Confédération des Acteurs du Tourisme : « Il faut que le vrai ministère du Tourisme ce soit nous ! »

Institutions

La Confédération des Acteurs du Tourisme (Cat) a organisé sa première conférence de presse mercredi à Paris. Une belle démonstration de force pour cette organisation qui rassemble désormais le gros des professionnels du tourisme.

 

La confédération du Tourisme est cette vieille idée longtemps portée par les TO français du Seto et leur président, René-Marc Chikli, désespérés de n’être « jamais entendus au plus haut niveau de l’Etat ».

Enfin rassemblée et presque au complet (les transporteurs, aériens notamment, brillent par leur absence), la grande famille du tourisme est désormais en ordre de marche sous la présidence de Roland Héguy, également président de l’Umih (l’union des hôteliers et restaurateurs). « Nous voulons aller plus loin » a-t-il dit. « Nous voulons maintenant rentrer dans le concret ».

Ce concret, c’est René-Marc Chikli, également vice-président de la Cat, qui le définit : « Puisqu’il n’y a pas de ministère du Tourisme en France, il faut que le vrai ministère ce soit nous ! ». Il ajoute : « c’est une chance unique pour le gouvernement d’avoir un interlocuteur unique ! ».

 

Créée en 2017, la Cat réunit 14 organisations professionnelles* qui rassemblent près de 45 000 entreprises et près de 400 000 salariés. Ses missions sont de représenter de manière unifiée les professionnels du tourisme, de défendre le secteur auprès de l’Etat et de promouvoir l’industrie touristique.

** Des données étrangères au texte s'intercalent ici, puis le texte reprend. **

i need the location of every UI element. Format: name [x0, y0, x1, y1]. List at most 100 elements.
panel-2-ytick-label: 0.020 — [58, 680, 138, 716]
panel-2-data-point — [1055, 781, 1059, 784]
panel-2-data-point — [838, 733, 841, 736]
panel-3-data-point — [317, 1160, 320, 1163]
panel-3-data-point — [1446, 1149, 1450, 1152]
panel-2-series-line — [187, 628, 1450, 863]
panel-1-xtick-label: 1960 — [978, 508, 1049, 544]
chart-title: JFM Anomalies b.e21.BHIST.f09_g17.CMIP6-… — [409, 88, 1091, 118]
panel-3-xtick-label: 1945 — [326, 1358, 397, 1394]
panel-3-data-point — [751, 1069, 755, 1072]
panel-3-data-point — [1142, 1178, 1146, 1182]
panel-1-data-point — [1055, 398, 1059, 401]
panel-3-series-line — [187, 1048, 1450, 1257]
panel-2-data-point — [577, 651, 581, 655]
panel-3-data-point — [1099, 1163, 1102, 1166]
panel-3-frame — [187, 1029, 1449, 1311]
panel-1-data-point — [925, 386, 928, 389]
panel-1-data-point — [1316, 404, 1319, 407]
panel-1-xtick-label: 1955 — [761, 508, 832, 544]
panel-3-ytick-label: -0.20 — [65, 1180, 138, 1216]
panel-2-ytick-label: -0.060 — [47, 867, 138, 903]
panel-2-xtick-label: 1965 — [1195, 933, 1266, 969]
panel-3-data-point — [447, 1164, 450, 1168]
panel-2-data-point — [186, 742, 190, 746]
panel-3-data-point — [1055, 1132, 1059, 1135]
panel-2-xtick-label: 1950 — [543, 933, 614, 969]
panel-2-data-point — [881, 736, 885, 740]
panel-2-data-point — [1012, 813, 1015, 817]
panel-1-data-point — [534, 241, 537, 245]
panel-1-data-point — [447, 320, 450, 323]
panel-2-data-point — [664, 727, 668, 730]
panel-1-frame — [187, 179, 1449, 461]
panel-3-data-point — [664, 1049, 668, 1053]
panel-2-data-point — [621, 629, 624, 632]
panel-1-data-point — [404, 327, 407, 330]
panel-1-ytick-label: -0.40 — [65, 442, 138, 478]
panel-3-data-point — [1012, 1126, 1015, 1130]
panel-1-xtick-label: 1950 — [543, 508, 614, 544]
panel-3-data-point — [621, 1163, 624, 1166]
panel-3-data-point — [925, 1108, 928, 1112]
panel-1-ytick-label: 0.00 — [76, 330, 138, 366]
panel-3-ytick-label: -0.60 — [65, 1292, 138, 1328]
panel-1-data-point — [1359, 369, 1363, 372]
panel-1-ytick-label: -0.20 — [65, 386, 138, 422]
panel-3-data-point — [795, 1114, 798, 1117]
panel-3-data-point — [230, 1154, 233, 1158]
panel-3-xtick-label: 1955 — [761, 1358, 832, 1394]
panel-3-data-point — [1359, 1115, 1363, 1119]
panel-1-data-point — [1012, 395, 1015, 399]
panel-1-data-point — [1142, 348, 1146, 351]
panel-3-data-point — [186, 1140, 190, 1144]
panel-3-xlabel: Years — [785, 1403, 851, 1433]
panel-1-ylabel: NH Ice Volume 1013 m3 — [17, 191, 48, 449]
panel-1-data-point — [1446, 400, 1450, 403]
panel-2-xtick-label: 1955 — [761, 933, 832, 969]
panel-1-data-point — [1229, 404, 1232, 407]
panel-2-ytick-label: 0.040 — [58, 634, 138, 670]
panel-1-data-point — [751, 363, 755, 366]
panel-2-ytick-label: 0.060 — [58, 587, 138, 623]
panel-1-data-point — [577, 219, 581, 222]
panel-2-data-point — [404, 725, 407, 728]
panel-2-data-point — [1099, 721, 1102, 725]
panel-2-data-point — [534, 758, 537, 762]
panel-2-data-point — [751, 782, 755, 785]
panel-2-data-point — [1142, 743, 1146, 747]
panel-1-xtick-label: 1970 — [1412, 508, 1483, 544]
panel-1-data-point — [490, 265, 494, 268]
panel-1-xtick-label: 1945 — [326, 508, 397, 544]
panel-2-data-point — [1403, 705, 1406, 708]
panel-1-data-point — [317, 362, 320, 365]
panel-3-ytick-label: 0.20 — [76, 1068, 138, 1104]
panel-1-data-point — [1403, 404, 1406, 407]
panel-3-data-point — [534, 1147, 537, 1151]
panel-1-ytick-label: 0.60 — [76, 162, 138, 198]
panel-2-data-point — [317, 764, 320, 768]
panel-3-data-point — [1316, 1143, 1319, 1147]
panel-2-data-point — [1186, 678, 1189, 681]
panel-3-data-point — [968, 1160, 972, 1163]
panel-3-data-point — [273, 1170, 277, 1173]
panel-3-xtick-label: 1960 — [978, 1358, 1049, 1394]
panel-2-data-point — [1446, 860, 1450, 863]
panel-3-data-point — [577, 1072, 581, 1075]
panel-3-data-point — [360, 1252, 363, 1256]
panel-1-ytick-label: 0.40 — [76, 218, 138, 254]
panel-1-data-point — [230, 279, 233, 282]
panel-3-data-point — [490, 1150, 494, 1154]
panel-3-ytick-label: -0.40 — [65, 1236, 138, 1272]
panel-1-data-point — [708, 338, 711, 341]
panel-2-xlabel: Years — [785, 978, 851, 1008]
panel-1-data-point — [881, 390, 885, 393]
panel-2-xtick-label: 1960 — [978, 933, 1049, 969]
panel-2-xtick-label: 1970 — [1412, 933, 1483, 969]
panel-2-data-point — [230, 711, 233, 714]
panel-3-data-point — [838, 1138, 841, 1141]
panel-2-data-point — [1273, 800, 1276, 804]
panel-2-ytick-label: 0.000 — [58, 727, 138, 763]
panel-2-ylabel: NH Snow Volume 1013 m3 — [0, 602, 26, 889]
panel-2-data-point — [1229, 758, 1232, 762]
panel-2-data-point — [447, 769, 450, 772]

Car les enjeux sont importants.

Comme l’explique Roland Héguy, « depuis 10 ans il n’y pas eu de progression des nuitées touristiques françaises en France ». Il y a donc un gros travail à faire pour « faire redécouvrir la France aux Français ». Autre sujet de préoccupation : le surtourisme. « Nous devons être très vigilants dès maintenant », car il « vaut mieux agir que réagir ! ».

 

« Les sujets qui nous unissent sont les sujets transversaux comme tous les nouveaux acteurs qui ne s’acquittent pas des taxes de la même façon que nous » poursuit Jean-Virgile Crance, président du Groupement national des chaînes (GNC).

Autre sujet de préoccupation : la désertification des zones rurales. Si la Cat préconise de repenser le transport en France, Pierre-Louis Roucariès, président de l’Union française des métiers de l’événement (Unimev), dénonce la centralisation aéroportuaire propre à notre pays. « Alors qu’ADP réalise plus de 100 millions de passagers », explique t-il, « Nice, le 2e aéroport, n’en reçoit que 14 millions ». En Allemagne ou en Espagne les pays ont décentralisé  leur tourisme grâce aux aéroports. C’est d’autant plus absurde qu’il suffirait, comme l’indique Jean-Pierre Mas, président des Entreprises du voyages (EdV), « d’octroyer des droits de trafic aux aéroports de province – et ça ne coute rien – pour équilibrer le tourisme sur tout le territoire français ».

 

Bref, il y a du pain sur la planche pour la Cat. La bonne nouvelle, comme le dit Roland Héguy, « c’est que maintenant on a l’oreille »… Il suffit de trouver la bonne.

 

* Comité des armateurs fluviaux (Caf), Conseil national des professionnels de l’automobile (CNPA), Domaines skiables de France (DSF), Entreprises du Voyage (EDV), Fédération nationale de l’hôtellerie de plein air (FNHPA), Fédération nationale des transports de voyageurs (FNTV), Groupement national des chaînes (GNC), Syndicat des entreprises du tour-operating (Seto), Syndicat national de la restauration publique organisée (SNRPO), Syndicat des résidences de tourisme et des apparthotels (SNRT), Union des métiers et des industries de l’hôtellerie (Umih), Union française des métiers de l’événement (Unimev), Association nationale des acteurs du tourisme (Anat), Institut français du tourisme (IFT).